White matter tract estimation. We used the Slicer whitematteranalysis computational pipeline to fit a tensor and perform deterministic whole brain fiber tracking. Streamlines were bundled via registration to the ORG atlas (Zhang 2018), and parcellated into 74 white matter tracts (41 unique; see Supplementary Table 1). For each of these tracts, we estimated fractional anisotropy (FA), which indicates the coherence with which water molecules diffuse along tissue, and is held to be a proxy of white matter integrity (values closer to 1 are indicative of healthy tissue; those closer to 0 indicate probable pathology).

Neurocognitive and social cognitive assessment. Neurocognitive status was assessed via the MATRICS (Measurement and Treatment Research to Improve Cognition in Schizophrenia) Cognitive Consensus Battery (MCCB), which provides an evaluation of key cognitive domains relevant to SSD. In this analysis, we included factor scores for Processing speed, Attention & vigilance, Working memory, Verbal learning, Visual learning, and Problem solving. Social cognitive ability was captured by total scores for the Reading the Mind in the Eyes Test (RMET), Relationships Across Domains (RAD), the Penn Emotion Recognition Test (ER-40), the Interpersonal Reactivity Index (IRI), and the Empathic Accuracy task (EA), and factor scores for the Awareness of Social Inference Test-Revised (TASIT). Importantly, all neurocognitive and social cognitive assessments were administered experimentally, and produce objective performance-based outcomes. Moreover, though all assessments are sensitive to impairment in SSD, a wide distribution of performance is evident across the SSD-HC continuum (no floor or ceiling performance).
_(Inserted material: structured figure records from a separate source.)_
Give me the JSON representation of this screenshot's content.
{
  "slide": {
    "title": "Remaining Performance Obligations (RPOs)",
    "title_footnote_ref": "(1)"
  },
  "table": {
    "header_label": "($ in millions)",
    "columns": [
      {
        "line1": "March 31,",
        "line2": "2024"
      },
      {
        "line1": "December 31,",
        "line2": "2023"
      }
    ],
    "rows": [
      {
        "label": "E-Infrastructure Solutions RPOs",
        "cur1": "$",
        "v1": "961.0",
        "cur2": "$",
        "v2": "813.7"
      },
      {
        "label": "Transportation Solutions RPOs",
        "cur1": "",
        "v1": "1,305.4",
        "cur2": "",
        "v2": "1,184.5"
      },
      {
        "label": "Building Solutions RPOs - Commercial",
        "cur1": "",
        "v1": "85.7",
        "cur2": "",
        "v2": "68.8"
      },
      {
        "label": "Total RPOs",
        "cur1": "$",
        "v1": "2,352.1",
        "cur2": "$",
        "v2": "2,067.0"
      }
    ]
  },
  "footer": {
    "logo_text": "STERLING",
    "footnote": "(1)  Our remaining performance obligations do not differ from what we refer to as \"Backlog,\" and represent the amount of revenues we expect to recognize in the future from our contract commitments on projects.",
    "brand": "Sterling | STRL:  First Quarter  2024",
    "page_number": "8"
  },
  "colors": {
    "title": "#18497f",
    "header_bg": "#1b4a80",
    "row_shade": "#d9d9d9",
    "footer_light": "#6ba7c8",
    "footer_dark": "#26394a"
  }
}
Canonical Correlation Analysis. CCA reveals multivariate patterns of linked dimensions between two sets of variables, often denoted as an \(X\) (predictor) set and \(Y\) (criterion) set. Our \(X\) set was comprised of 72 reliably-segmented white matter tracts. The \(Y\) set was comprised of 14 behavioural variables: 6 neurocognition variables, and 8 social cognition variables, described above.

Results

Participants. Participant characteristics are presented in Table 1. Data from 162 participants (78 HC, 84 SSD) were available for analysis after excluding participants for failed eligibility, poor DWI data quality, and excessive missing observations (defined as ≥15/74 FA values (n=17 participants), ≥2/6 neurocognition scores (n=2), or ≥2/8 social cognition scores (n=0)). Missing data from participants with below threshold missingness for the \(X\) (n=1503 tracts) and \(Y\) (n=7 neurocognition, n=27 social cognition) sets were imputed via multivariate chained equations (van Buuren, 2019). Note that the 86 variables across the 162 participants exceeded the ideal 10:1 observation-to-variable ratio guideline for CCA, but not so greatly that dimensionality reduction techniques (e.g., PCA) were thought warranted to avoid over-fitting. In general, our sample was gender-balanced, young adult, well educated, and the SSD participants were clinically stable.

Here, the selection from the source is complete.